The files are all of the right size (including the "good" version for comparison).

-rw-r--r-- 1 sweh sweh 5370019872 Apr  3 03:09 20220403._FastData.0.gz_ag (1).bin
-rw-r--r-- 1 sweh sweh 5370019872 Apr  3 03:09 20220403._FastData.0.gz_ag (2).bin
-rw-r--r-- 1 sweh sweh 5370019872 Apr  3 03:09 20220403._FastData.0.gz_ag 1.bin
-rw-r--r-- 1 sweh sweh 5370019872 Apr  3 03:09 20220403._FastData.0.gz_ag.bin

So I ran strings on 20220403._FastData.0.gz_ag 1.bin and looked for any string longer than 30 characters long (grep .....). And... well...

C6jzLl8yC0Necw7InUZ9k9vBtR/nwXJd3BPxqpN1mBZ1vY88z2XEnyGn9kbcDxPdLXUIr9OwICiNcf3dWPiPZ1/klN/AvP8n28
....
....
....
ps7zhrsWCdht11NRF2gLHqunFhPL5Fwhm6kbKGwg39e24TZQ++q2xjVIf5pRdeX8FNt7KQceFNZ/79K+G  

That block is around 6934 bytes long all in one long line. It was at offset 248199391.

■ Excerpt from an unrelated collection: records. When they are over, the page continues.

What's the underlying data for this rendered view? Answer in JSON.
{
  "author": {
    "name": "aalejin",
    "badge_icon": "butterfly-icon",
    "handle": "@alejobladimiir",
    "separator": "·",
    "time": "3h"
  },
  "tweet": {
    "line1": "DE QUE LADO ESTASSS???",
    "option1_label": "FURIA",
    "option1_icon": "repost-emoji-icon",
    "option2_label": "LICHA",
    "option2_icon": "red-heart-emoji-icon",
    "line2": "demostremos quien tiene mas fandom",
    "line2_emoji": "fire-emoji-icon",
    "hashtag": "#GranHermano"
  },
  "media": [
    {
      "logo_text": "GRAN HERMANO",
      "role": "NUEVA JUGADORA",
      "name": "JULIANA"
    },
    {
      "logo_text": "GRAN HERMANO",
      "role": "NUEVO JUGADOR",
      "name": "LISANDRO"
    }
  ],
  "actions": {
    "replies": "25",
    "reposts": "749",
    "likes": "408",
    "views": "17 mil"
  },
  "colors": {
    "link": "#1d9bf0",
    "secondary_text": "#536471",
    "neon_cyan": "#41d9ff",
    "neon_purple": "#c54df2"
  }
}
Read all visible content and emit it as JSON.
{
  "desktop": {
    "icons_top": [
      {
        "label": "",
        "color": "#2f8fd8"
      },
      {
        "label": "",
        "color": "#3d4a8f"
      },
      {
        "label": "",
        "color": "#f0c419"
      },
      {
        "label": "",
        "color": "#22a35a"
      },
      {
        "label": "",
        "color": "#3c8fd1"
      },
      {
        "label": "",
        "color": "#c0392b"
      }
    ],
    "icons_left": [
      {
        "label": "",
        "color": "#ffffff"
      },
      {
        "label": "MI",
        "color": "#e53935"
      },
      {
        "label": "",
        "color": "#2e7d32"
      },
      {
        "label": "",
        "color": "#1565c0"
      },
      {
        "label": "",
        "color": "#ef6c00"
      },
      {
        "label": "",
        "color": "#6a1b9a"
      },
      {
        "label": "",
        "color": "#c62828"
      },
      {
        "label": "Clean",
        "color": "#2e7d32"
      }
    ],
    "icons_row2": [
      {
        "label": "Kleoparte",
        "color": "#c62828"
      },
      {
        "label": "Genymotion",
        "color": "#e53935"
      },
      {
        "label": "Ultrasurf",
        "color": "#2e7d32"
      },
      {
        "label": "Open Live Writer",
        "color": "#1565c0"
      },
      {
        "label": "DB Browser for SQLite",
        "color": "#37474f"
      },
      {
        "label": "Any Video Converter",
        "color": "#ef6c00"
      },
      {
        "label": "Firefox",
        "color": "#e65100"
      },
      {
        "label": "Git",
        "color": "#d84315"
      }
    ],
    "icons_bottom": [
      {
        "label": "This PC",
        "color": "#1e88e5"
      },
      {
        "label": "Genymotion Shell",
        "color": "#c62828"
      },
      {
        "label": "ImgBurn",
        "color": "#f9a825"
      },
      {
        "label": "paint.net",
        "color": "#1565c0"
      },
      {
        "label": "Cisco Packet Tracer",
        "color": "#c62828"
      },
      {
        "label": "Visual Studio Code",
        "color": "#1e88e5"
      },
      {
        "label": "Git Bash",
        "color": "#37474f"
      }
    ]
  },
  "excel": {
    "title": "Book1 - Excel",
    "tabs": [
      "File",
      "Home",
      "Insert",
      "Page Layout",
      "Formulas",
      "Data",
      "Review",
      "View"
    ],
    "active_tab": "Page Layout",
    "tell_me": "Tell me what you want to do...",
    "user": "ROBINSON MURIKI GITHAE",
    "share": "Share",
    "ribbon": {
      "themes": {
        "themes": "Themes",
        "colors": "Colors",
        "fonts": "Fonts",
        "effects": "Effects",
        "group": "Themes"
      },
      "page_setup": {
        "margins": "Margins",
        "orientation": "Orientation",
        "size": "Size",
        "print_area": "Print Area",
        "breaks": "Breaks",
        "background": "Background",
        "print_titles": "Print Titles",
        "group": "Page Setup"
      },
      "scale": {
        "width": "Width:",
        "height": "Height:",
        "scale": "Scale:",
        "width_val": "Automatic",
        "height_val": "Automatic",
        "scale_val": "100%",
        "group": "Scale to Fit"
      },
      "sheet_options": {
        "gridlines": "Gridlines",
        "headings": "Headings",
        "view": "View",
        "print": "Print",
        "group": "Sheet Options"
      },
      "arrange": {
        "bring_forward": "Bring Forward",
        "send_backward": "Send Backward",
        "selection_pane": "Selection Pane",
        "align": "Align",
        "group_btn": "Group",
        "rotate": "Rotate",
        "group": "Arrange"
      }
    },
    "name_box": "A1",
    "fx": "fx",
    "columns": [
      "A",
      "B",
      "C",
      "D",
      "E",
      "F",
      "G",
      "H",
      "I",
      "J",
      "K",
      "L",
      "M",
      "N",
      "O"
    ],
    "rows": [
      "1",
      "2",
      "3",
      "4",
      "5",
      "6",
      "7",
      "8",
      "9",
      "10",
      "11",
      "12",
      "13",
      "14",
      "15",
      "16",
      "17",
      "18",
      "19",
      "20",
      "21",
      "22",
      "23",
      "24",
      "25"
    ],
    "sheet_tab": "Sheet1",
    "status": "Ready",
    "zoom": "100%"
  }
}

Similarly 20220403._FastData.0.gz_ag (1).bin had, at offset 16753810, a chunk of around 9961 characters, and 20220403._FastData.0.gz_ag (2).bin had, at offset 252537251, a chunk of 5860 bytes.

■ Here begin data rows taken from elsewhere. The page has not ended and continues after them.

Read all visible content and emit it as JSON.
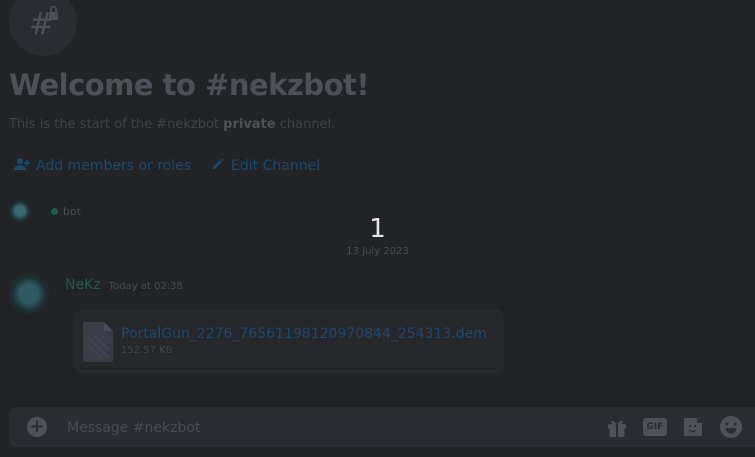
{
  "channel": {
    "welcome_title": "Welcome to #nekzbot!",
    "welcome_prefix": "This is the start of the #nekzbot ",
    "welcome_bold": "private",
    "welcome_suffix": " channel.",
    "actions": {
      "add_members": "Add members or roles",
      "edit_channel": "Edit Channel"
    }
  },
  "bot_row": {
    "tag": "bot"
  },
  "divider": {
    "number": "1",
    "date": "13 July 2023"
  },
  "message": {
    "author": "NeKz",
    "timestamp": "Today at 02:38",
    "attachment": {
      "file_name": "PortalGun_2276_76561198120970844_254313.dem",
      "file_size": "152.57 KB"
    }
  },
  "composer": {
    "placeholder": "Message #nekzbot",
    "gif_label": "GIF"
  },
  "colors": {
    "background": "#222327",
    "link": "#1b4a70",
    "author": "#1d5a55"
  },
  "icons": [
    "locked-channel-icon",
    "person-add-icon",
    "pencil-icon",
    "plus-icon",
    "gift-icon",
    "gif-icon",
    "sticker-icon",
    "emoji-icon"
  ]
}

I have no idea if there were low level retries. But this looks like it might either have been doubly-encoded base64 by rclone, or else not decoded by OneDrive.

1 Like

That was very smart :slight_smile:

There is approximately 0 chance of that occuring in crypted data (well about 1 in 10^4174) so that is definitely a corruption.

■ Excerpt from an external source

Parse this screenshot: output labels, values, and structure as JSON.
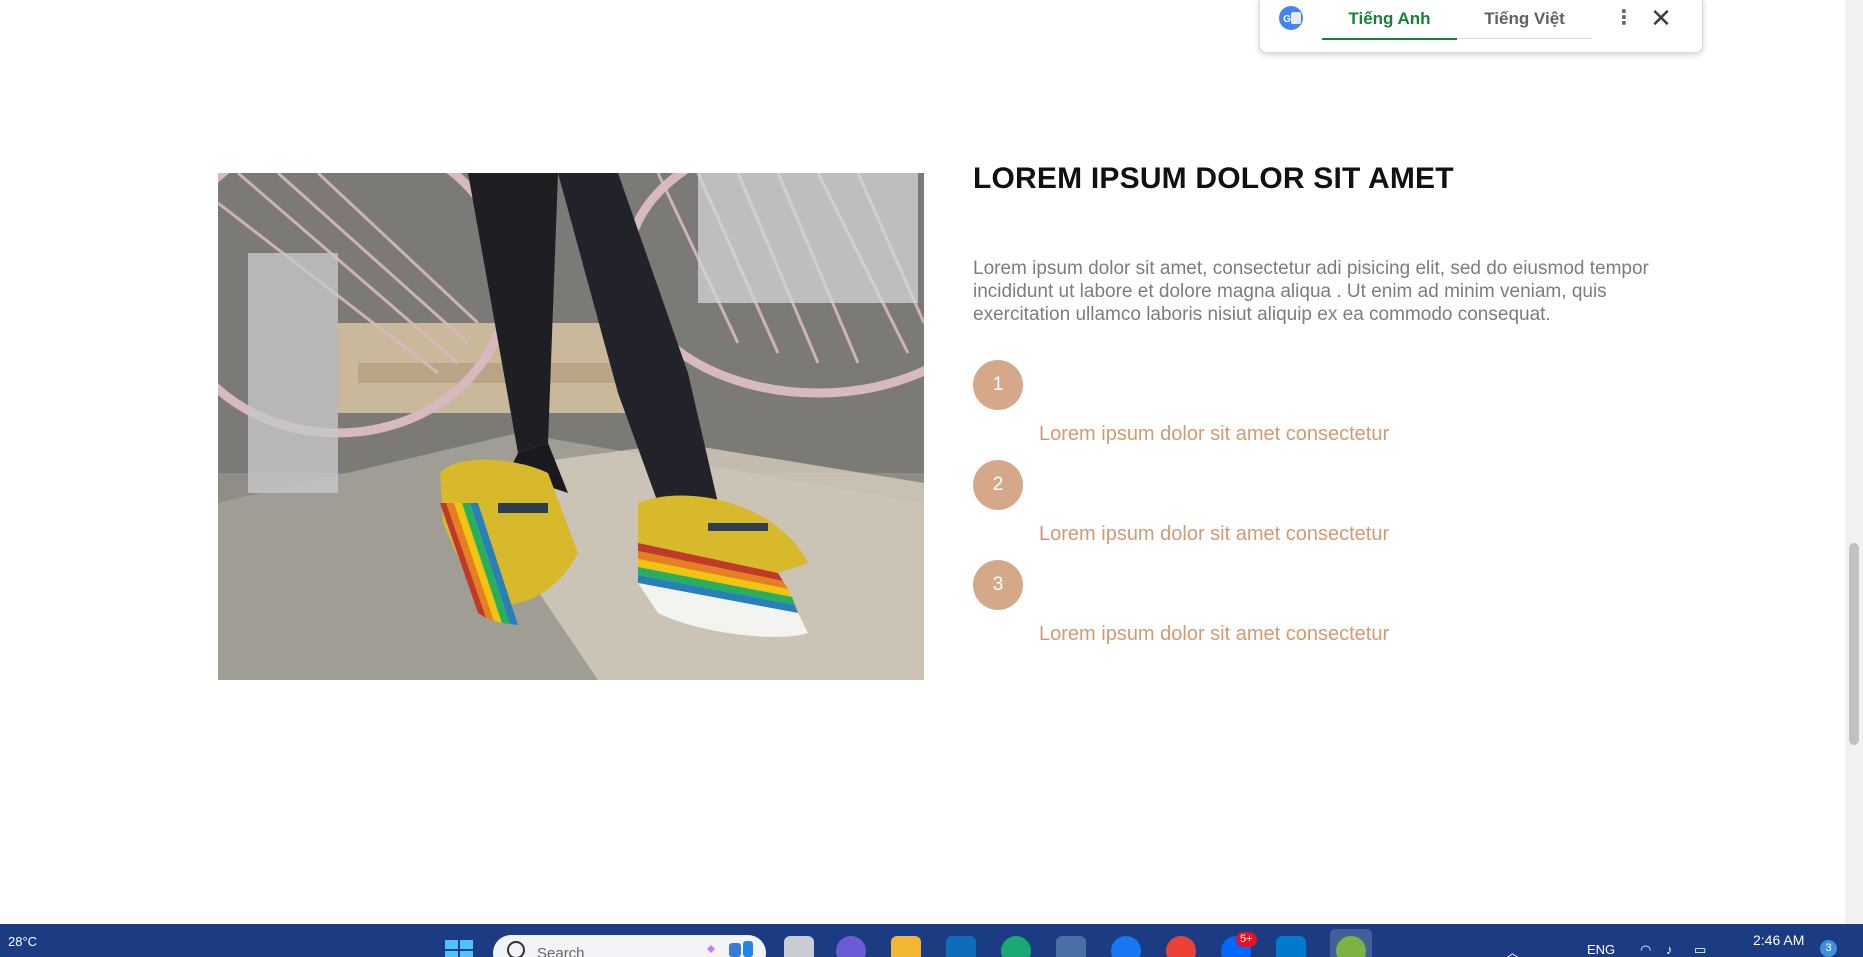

It would be worth looking with a hex editor around that point to see if you can see any other clues - maybe there are some shorter strings like HTTP headers or something like that.

I think we ascertained above that we don't need low level retries to make this problem.

Rclone doesn't encode the data when sending to onedrive - it just sends plain binary data, so I'm struggling to understand where that base64 string comes from.

Onedrive uses big base64 blobs for tokens, and it also uses them for path names when uploading, hence my request to look around the corruption and see what you can see.

The good news is that onedrives sha1's are correct which means that rclone successfully detected a corruption in transfer and retried it.

Correct, based on the logs in this above post:

rclone_encrypted.log contains 2 corruptions prior to any low level retries. (encryption, --transfers=1, corrupted file is 134 MB)

rclone_unencrytped.log contains several corruptions, and some low level retries in between. The low level retries do not affect the corrupted files. (no encryption, --transfers=1, corrupted files are 134 MB)

@Malz may be able to recover the corrupted files from the OneDrive recycle bin, if needed.